Eisenhower statue begins trek

Sculpted in Lawrence, piece will represent Kansas in Washington

With Americans nearing week three of war with Iraq, the likeness of a leader who helped end a war nearly 60 years ago is about to be unveiled.

On Saturday Lawrence artist Jim Brothers helped prepare his 10-foot tall sculpture of Dwight D. Eisenhower for a trek to Abilene, where it is scheduled to go on display April 28 at the former president’s library and museum.

After a couple of weeks in Abilene, the sculpture, which weighs more than 580 pounds and depicts Ike at more than 7 feet tall, will be transported to the U.S. Capitol where it will become part of the National Statuary Hall Collection.

A public unveiling in the Capitol rotunda is tentatively slated for June 4, and after six months it will be moved to a new location in the building.

The pose Brothers chose for the piece was taken from a famous picture of Eisenhower talking to troops on the eve of D-Day — an image that might hit home for many Americans watching nightly newscasts of fighting in the Persian Gulf.

“I would hate to speak for him,” Brothers said of Eisenhower, but “I often wonder what he would have thought about what’s going on now.”

The sculpture showed Eisenhower making a powerful gesture, but Brothers said the general actually was talking to a recruit about fishing.

“He was the most powerful man in the world,” Brothers said, and yet the image suggests he was also human.

Eisenhower said later that talking to the troops the day before he sent them to Normandy Beach in World War II was one of the hardest things he had ever done.

Brothers said he felt honored and lucky for having been chosen to sculpt the piece, which will replace a marble statue of George Washington Glick, Kansas’ governor from 1883 to 1885.

“I feel that I’ve been very, very blessed as an artist,” he said. “If I died tomorrow, I’d be a success.”

The decision to replace the relatively obscure Glick with Eisenhower in the Capitol’s 139-year-old, 97-statue collection was made by state and U.S. legislatures after a campaign led by U.S. Rep.

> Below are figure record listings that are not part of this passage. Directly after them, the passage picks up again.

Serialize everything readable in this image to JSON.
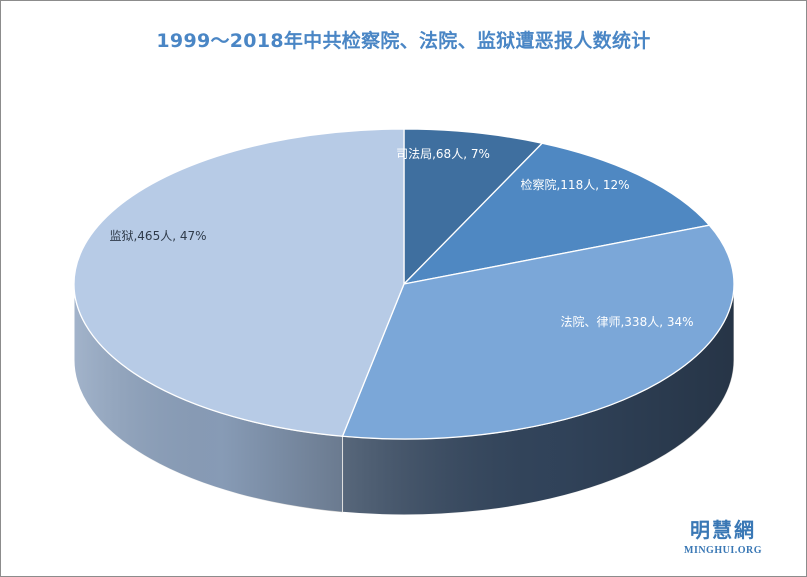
{
  "chart_data": {
    "type": "pie",
    "title": "1999～2018年中共检察院、法院、监狱遭恶报人数统计",
    "slices": [
      {
        "category": "司法局",
        "value": 68,
        "unit": "人",
        "percent": "7%",
        "color": "#3f6f9f",
        "side": "#2b4e73",
        "text": "#ffffff"
      },
      {
        "category": "检察院",
        "value": 118,
        "unit": "人",
        "percent": "12%",
        "color": "#4f88c2",
        "side": "#36618e",
        "text": "#ffffff"
      },
      {
        "category": "法院、律师",
        "value": 338,
        "unit": "人",
        "percent": "34%",
        "color": "#7ba7d8",
        "side": "#33465e",
        "text": "#ffffff"
      },
      {
        "category": "监狱",
        "value": 465,
        "unit": "人",
        "percent": "47%",
        "color": "#b7cbe6",
        "side": "#8ea3bf",
        "text": "#2f3b4a"
      }
    ],
    "style": "3d"
  },
  "logo": {
    "cn": "明慧網",
    "en": "MINGHUI.ORG",
    "color": "#3a78b5"
  }
}
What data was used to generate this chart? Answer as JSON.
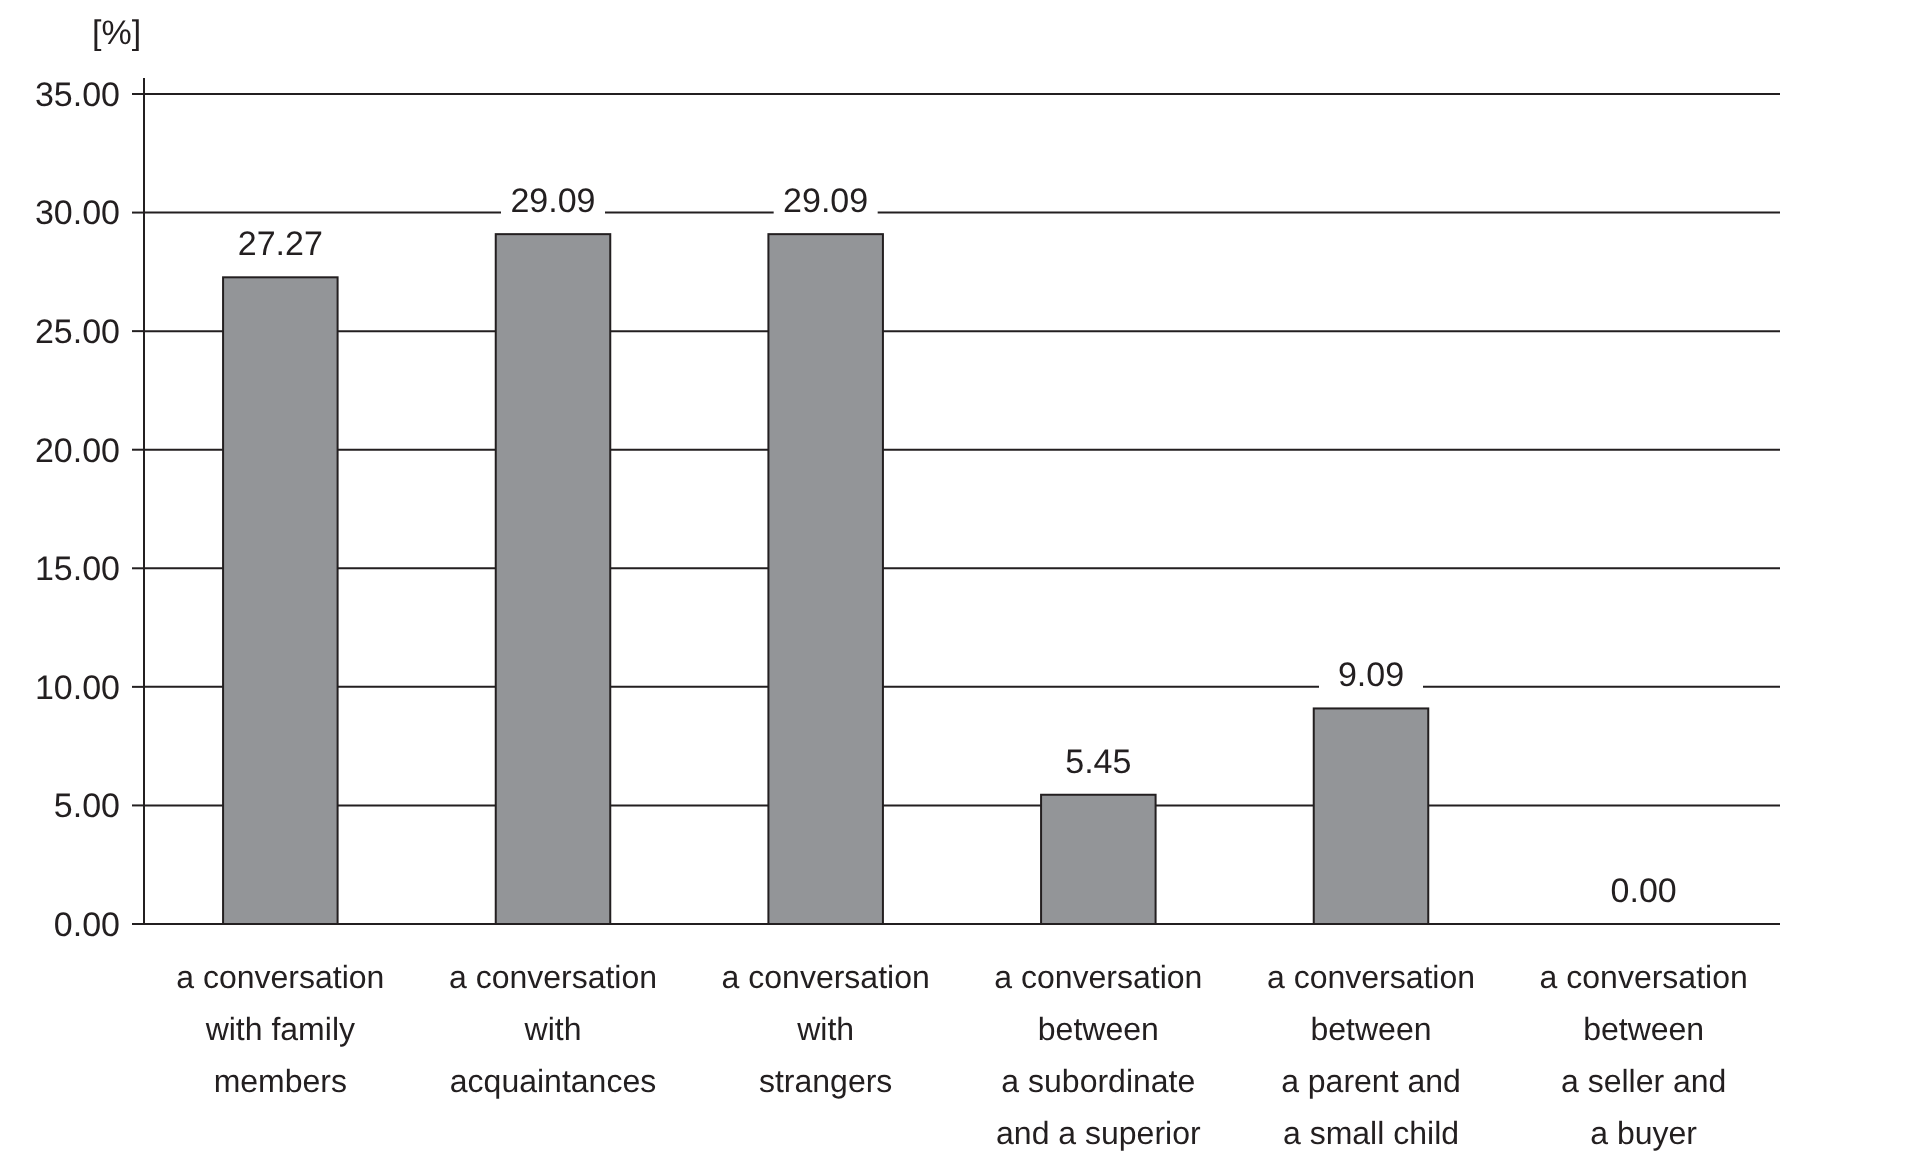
{
  "chart_data": {
    "type": "bar",
    "ylabel": "[%]",
    "categories": [
      "a conversation\nwith family\nmembers",
      "a conversation\nwith\nacquaintances",
      "a conversation\nwith\nstrangers",
      "a conversation\nbetween\na subordinate\nand a superior",
      "a conversation\nbetween\na parent and\na small child",
      "a conversation\nbetween\na seller and\na buyer"
    ],
    "values": [
      27.27,
      29.09,
      29.09,
      5.45,
      9.09,
      0.0
    ],
    "color": "#939598",
    "ylim": [
      0,
      35
    ],
    "yticks": [
      {
        "value": 0,
        "label": "0.00"
      },
      {
        "value": 5,
        "label": "5.00"
      },
      {
        "value": 10,
        "label": "10.00"
      },
      {
        "value": 15,
        "label": "15.00"
      },
      {
        "value": 20,
        "label": "20.00"
      },
      {
        "value": 25,
        "label": "25.00"
      },
      {
        "value": 30,
        "label": "30.00"
      },
      {
        "value": 35,
        "label": "35.00"
      }
    ],
    "value_labels": [
      "27.27",
      "29.09",
      "29.09",
      "5.45",
      "9.09",
      "0.00"
    ],
    "grid": "y"
  }
}
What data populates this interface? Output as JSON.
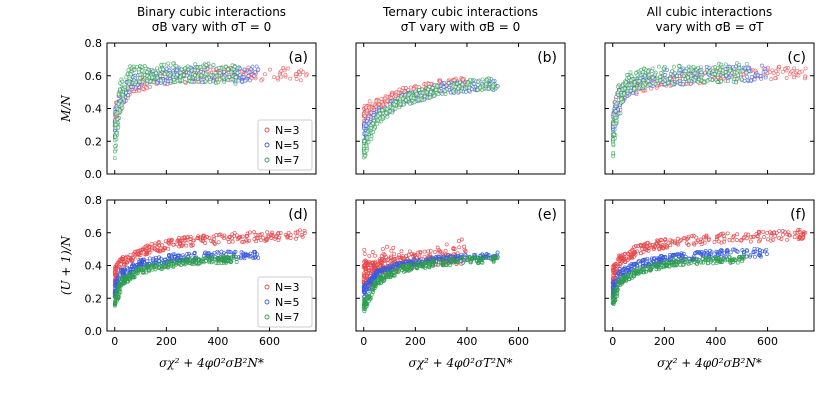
{
  "chart_data": {
    "type": "scatter",
    "column_titles": [
      [
        "Binary cubic interactions",
        "σB vary with σT = 0"
      ],
      [
        "Ternary cubic interactions",
        "σT vary with σB = 0"
      ],
      [
        "All cubic interactions",
        "vary with σB = σT"
      ]
    ],
    "x_labels": [
      "σχ² + 4φ0²σB²N*",
      "σχ² + 4φ0²σT²N*",
      "σχ² + 4φ0²σB²N*"
    ],
    "y_labels": [
      "M/N",
      "(U + 1)/N"
    ],
    "panel_labels": [
      "(a)",
      "(b)",
      "(c)",
      "(d)",
      "(e)",
      "(f)"
    ],
    "x_ticks": [
      "0",
      "200",
      "400",
      "600"
    ],
    "y_ticks": [
      "0.0",
      "0.2",
      "0.4",
      "0.6",
      "0.8"
    ],
    "xlim": [
      -30,
      780
    ],
    "ylim": [
      0.0,
      0.8
    ],
    "series_colors": [
      "#e8474c",
      "#3b5bdb",
      "#2e9e4f"
    ],
    "legend": {
      "placement": "lower-right",
      "entries": [
        "N=3",
        "N=5",
        "N=7"
      ]
    },
    "panels": [
      {
        "label": "(a)",
        "row": 0,
        "col": 0,
        "fill": "light",
        "series": [
          {
            "name": "N=3",
            "xmax": 750,
            "trend": [
              [
                0,
                0.34
              ],
              [
                20,
                0.44
              ],
              [
                60,
                0.52
              ],
              [
                150,
                0.58
              ],
              [
                300,
                0.6
              ],
              [
                500,
                0.61
              ],
              [
                750,
                0.61
              ]
            ],
            "spread": 0.04
          },
          {
            "name": "N=5",
            "xmax": 560,
            "trend": [
              [
                0,
                0.3
              ],
              [
                20,
                0.45
              ],
              [
                60,
                0.55
              ],
              [
                150,
                0.6
              ],
              [
                300,
                0.61
              ],
              [
                560,
                0.61
              ]
            ],
            "spread": 0.05
          },
          {
            "name": "N=7",
            "xmax": 480,
            "trend": [
              [
                0,
                0.2
              ],
              [
                20,
                0.48
              ],
              [
                60,
                0.6
              ],
              [
                150,
                0.62
              ],
              [
                300,
                0.62
              ],
              [
                480,
                0.61
              ]
            ],
            "spread": 0.06
          }
        ]
      },
      {
        "label": "(b)",
        "row": 0,
        "col": 1,
        "fill": "light",
        "series": [
          {
            "name": "N=3",
            "xmax": 400,
            "trend": [
              [
                0,
                0.35
              ],
              [
                50,
                0.42
              ],
              [
                150,
                0.49
              ],
              [
                300,
                0.54
              ],
              [
                400,
                0.56
              ]
            ],
            "spread": 0.035
          },
          {
            "name": "N=5",
            "xmax": 520,
            "trend": [
              [
                0,
                0.25
              ],
              [
                50,
                0.36
              ],
              [
                150,
                0.45
              ],
              [
                300,
                0.52
              ],
              [
                520,
                0.55
              ]
            ],
            "spread": 0.035
          },
          {
            "name": "N=7",
            "xmax": 520,
            "trend": [
              [
                0,
                0.15
              ],
              [
                50,
                0.33
              ],
              [
                150,
                0.45
              ],
              [
                300,
                0.52
              ],
              [
                520,
                0.56
              ]
            ],
            "spread": 0.035
          }
        ]
      },
      {
        "label": "(c)",
        "row": 0,
        "col": 2,
        "fill": "light",
        "series": [
          {
            "name": "N=3",
            "xmax": 750,
            "trend": [
              [
                0,
                0.34
              ],
              [
                20,
                0.44
              ],
              [
                60,
                0.51
              ],
              [
                150,
                0.56
              ],
              [
                300,
                0.59
              ],
              [
                500,
                0.61
              ],
              [
                750,
                0.62
              ]
            ],
            "spread": 0.04
          },
          {
            "name": "N=5",
            "xmax": 600,
            "trend": [
              [
                0,
                0.28
              ],
              [
                20,
                0.44
              ],
              [
                60,
                0.53
              ],
              [
                150,
                0.58
              ],
              [
                300,
                0.6
              ],
              [
                600,
                0.62
              ]
            ],
            "spread": 0.05
          },
          {
            "name": "N=7",
            "xmax": 520,
            "trend": [
              [
                0,
                0.2
              ],
              [
                20,
                0.45
              ],
              [
                60,
                0.56
              ],
              [
                150,
                0.6
              ],
              [
                300,
                0.61
              ],
              [
                520,
                0.62
              ]
            ],
            "spread": 0.06
          }
        ]
      },
      {
        "label": "(d)",
        "row": 1,
        "col": 0,
        "fill": "dark",
        "series": [
          {
            "name": "N=3",
            "xmax": 750,
            "trend": [
              [
                0,
                0.33
              ],
              [
                30,
                0.42
              ],
              [
                100,
                0.49
              ],
              [
                250,
                0.54
              ],
              [
                450,
                0.57
              ],
              [
                750,
                0.59
              ]
            ],
            "spread": 0.03
          },
          {
            "name": "N=5",
            "xmax": 560,
            "trend": [
              [
                0,
                0.25
              ],
              [
                30,
                0.35
              ],
              [
                100,
                0.41
              ],
              [
                250,
                0.45
              ],
              [
                400,
                0.46
              ],
              [
                560,
                0.47
              ]
            ],
            "spread": 0.025
          },
          {
            "name": "N=7",
            "xmax": 480,
            "trend": [
              [
                0,
                0.18
              ],
              [
                30,
                0.3
              ],
              [
                100,
                0.37
              ],
              [
                250,
                0.42
              ],
              [
                480,
                0.44
              ]
            ],
            "spread": 0.02
          }
        ]
      },
      {
        "label": "(e)",
        "row": 1,
        "col": 1,
        "fill": "dark",
        "series": [
          {
            "name": "N=3",
            "xmax": 400,
            "trend": [
              [
                0,
                0.34
              ],
              [
                50,
                0.39
              ],
              [
                150,
                0.42
              ],
              [
                300,
                0.45
              ],
              [
                400,
                0.46
              ]
            ],
            "spread": 0.05
          },
          {
            "name": "N=5",
            "xmax": 520,
            "trend": [
              [
                0,
                0.24
              ],
              [
                50,
                0.35
              ],
              [
                150,
                0.41
              ],
              [
                300,
                0.44
              ],
              [
                520,
                0.46
              ]
            ],
            "spread": 0.02
          },
          {
            "name": "N=7",
            "xmax": 520,
            "trend": [
              [
                0,
                0.15
              ],
              [
                50,
                0.3
              ],
              [
                150,
                0.38
              ],
              [
                300,
                0.42
              ],
              [
                520,
                0.44
              ]
            ],
            "spread": 0.02
          }
        ]
      },
      {
        "label": "(f)",
        "row": 1,
        "col": 2,
        "fill": "dark",
        "series": [
          {
            "name": "N=3",
            "xmax": 750,
            "trend": [
              [
                0,
                0.34
              ],
              [
                30,
                0.43
              ],
              [
                100,
                0.5
              ],
              [
                250,
                0.55
              ],
              [
                450,
                0.57
              ],
              [
                750,
                0.59
              ]
            ],
            "spread": 0.03
          },
          {
            "name": "N=5",
            "xmax": 600,
            "trend": [
              [
                0,
                0.25
              ],
              [
                30,
                0.35
              ],
              [
                100,
                0.41
              ],
              [
                250,
                0.45
              ],
              [
                400,
                0.47
              ],
              [
                600,
                0.48
              ]
            ],
            "spread": 0.025
          },
          {
            "name": "N=7",
            "xmax": 520,
            "trend": [
              [
                0,
                0.18
              ],
              [
                30,
                0.3
              ],
              [
                100,
                0.37
              ],
              [
                250,
                0.42
              ],
              [
                520,
                0.44
              ]
            ],
            "spread": 0.02
          }
        ]
      }
    ]
  }
}
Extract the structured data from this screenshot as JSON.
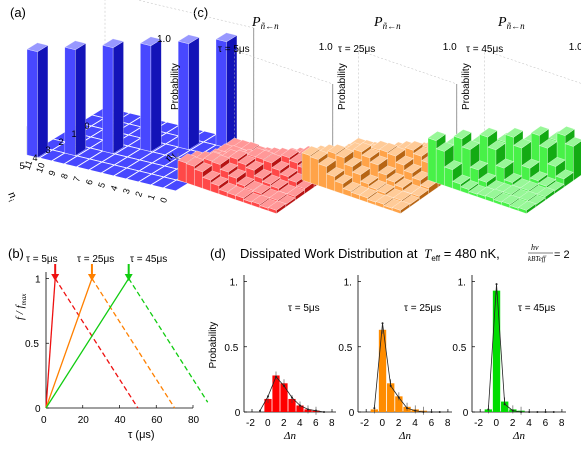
{
  "panels": {
    "a": {
      "label": "(a)",
      "probability_label": "Probability",
      "ymax_label": "1.0",
      "ylim": [
        0,
        1
      ],
      "nf_label": "n",
      "nf_sub": "f",
      "ni_label": "n",
      "ni_sub": "i",
      "nf_ticks": [
        "0",
        "1",
        "2",
        "3",
        "4",
        "5",
        "6",
        "7",
        "8",
        "9",
        "10",
        "11"
      ],
      "ni_ticks": [
        "0",
        "1",
        "2",
        "3",
        "4",
        "5"
      ],
      "diag_values": [
        0.92,
        0.92,
        0.92,
        0.92,
        0.92,
        0.92
      ],
      "color": "#1a1aff"
    },
    "c": {
      "label": "(c)",
      "surfaces": [
        {
          "title_main": "P",
          "title_sub": "ñ←n",
          "tau": "τ = 5μs",
          "ymax": "1.0",
          "ylabel": "Probability",
          "color": "#ff1a1a",
          "peak": 0.35
        },
        {
          "title_main": "P",
          "title_sub": "ñ←n",
          "tau": "τ = 25μs",
          "ymax": "1.0",
          "ylabel": "Probability",
          "color": "#ff8c1a",
          "peak": 0.5
        },
        {
          "title_main": "P",
          "title_sub": "ñ←n",
          "tau": "τ = 45μs",
          "ymax": "1.0",
          "ylabel": "Probability",
          "color": "#1aee1a",
          "peak": 0.8
        }
      ]
    },
    "b": {
      "label": "(b)",
      "ylabel": "f / f",
      "ylabel_sub": "max",
      "xlabel": "τ (μs)",
      "tau_labels": [
        "τ = 5μs",
        "τ = 25μs",
        "τ = 45μs"
      ],
      "x_ticks": [
        "0",
        "20",
        "40",
        "60",
        "80"
      ],
      "y_ticks": [
        "0",
        "0.5",
        "1"
      ],
      "chart_data": {
        "type": "line",
        "xlabel": "τ (μs)",
        "ylabel": "f / fmax",
        "xlim": [
          0,
          80
        ],
        "ylim": [
          0,
          1.05
        ],
        "series": [
          {
            "tau": 5,
            "color": "#ee1111",
            "x_ramp": [
              0,
              5
            ],
            "y_ramp": [
              0,
              1
            ],
            "x_down": [
              5,
              50
            ],
            "y_down": [
              1,
              0
            ]
          },
          {
            "tau": 25,
            "color": "#ff8000",
            "x_ramp": [
              0,
              25
            ],
            "y_ramp": [
              0,
              1
            ],
            "x_down": [
              25,
              70
            ],
            "y_down": [
              1,
              0
            ]
          },
          {
            "tau": 45,
            "color": "#11cc11",
            "x_ramp": [
              0,
              45
            ],
            "y_ramp": [
              0,
              1
            ],
            "x_down": [
              45,
              90
            ],
            "y_down": [
              1,
              0
            ]
          }
        ]
      }
    },
    "d": {
      "label": "(d)",
      "title_prefix": "Dissipated Work Distribution at",
      "title_T": "T",
      "title_T_sub": "eff",
      "title_value": " = 480 nK, ",
      "title_frac_num": "hν",
      "title_frac_den": "kBTeff",
      "title_eq": " = 2",
      "ylabel": "Probability",
      "xlabel": "Δn",
      "x_ticks": [
        "-2",
        "0",
        "2",
        "4",
        "6",
        "8"
      ],
      "y_ticks": [
        "0",
        "0.5",
        "1."
      ],
      "chart_data": [
        {
          "type": "bar",
          "tau": "τ = 5μs",
          "color": "#ff0000",
          "x": [
            -1,
            0,
            1,
            2,
            3,
            4,
            5,
            6,
            7
          ],
          "values": [
            0.0,
            0.1,
            0.28,
            0.22,
            0.1,
            0.05,
            0.02,
            0.01,
            0.0
          ],
          "theory": [
            0.01,
            0.12,
            0.27,
            0.2,
            0.11,
            0.05,
            0.02,
            0.01,
            0.0
          ]
        },
        {
          "type": "bar",
          "tau": "τ = 25μs",
          "color": "#ff8c00",
          "x": [
            -1,
            0,
            1,
            2,
            3,
            4,
            5,
            6,
            7
          ],
          "values": [
            0.02,
            0.63,
            0.22,
            0.12,
            0.04,
            0.02,
            0.01,
            0.0,
            0.0
          ],
          "theory": [
            0.03,
            0.68,
            0.2,
            0.11,
            0.03,
            0.01,
            0.0,
            0.0,
            0.0
          ]
        },
        {
          "type": "bar",
          "tau": "τ = 45μs",
          "color": "#00dd00",
          "x": [
            -1,
            0,
            1,
            2,
            3,
            4,
            5,
            6,
            7
          ],
          "values": [
            0.02,
            0.93,
            0.08,
            0.02,
            0.01,
            0.0,
            0.0,
            0.0,
            0.0
          ],
          "theory": [
            0.02,
            0.98,
            0.06,
            0.01,
            0.0,
            0.0,
            0.0,
            0.0,
            0.0
          ]
        }
      ]
    }
  }
}
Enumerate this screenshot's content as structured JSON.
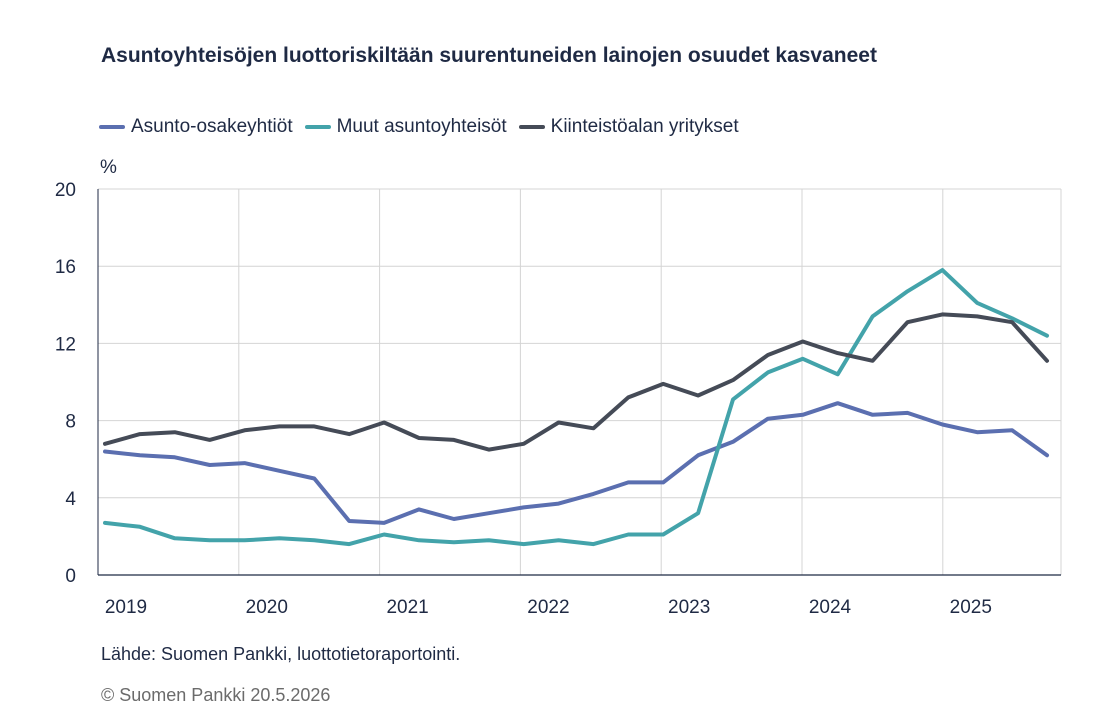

Todd Tiahrt, R-Kan.

The House of Representatives approved the unprecedented swap Tuesday, and the effort is pending in the Senate.

“Dwight D. Eisenhower embodied all that was and is great about Kansas, and has long been considered Kansas’ most revered son,” Tiahrt said. “I find it regrettable that we have neglected to honor Dwight D. Eisenhower with a memorial in our nation’s capital.”

Congress in 1864 allowed each state to send statues of two people notable to its history to the Old Hall of the House of Representatives after lawmakers moved into a new, larger chamber. In addition to Glick, Kansas sent U.S. Sen. John James Ingalls, who also may soon be replaced — with aviator Amelia Earhart.

Brothers said he would be at the dedication ceremony this summer, although he would rather just stay home and “play with the clay.”

And although proud of the statue, he said he was not sorry to see it leave his care.

“People always ask, ‘Don’t you hate to see your work go,'” he said. “Absolutely not. Sculpture takes so long, you’ve really about had it.”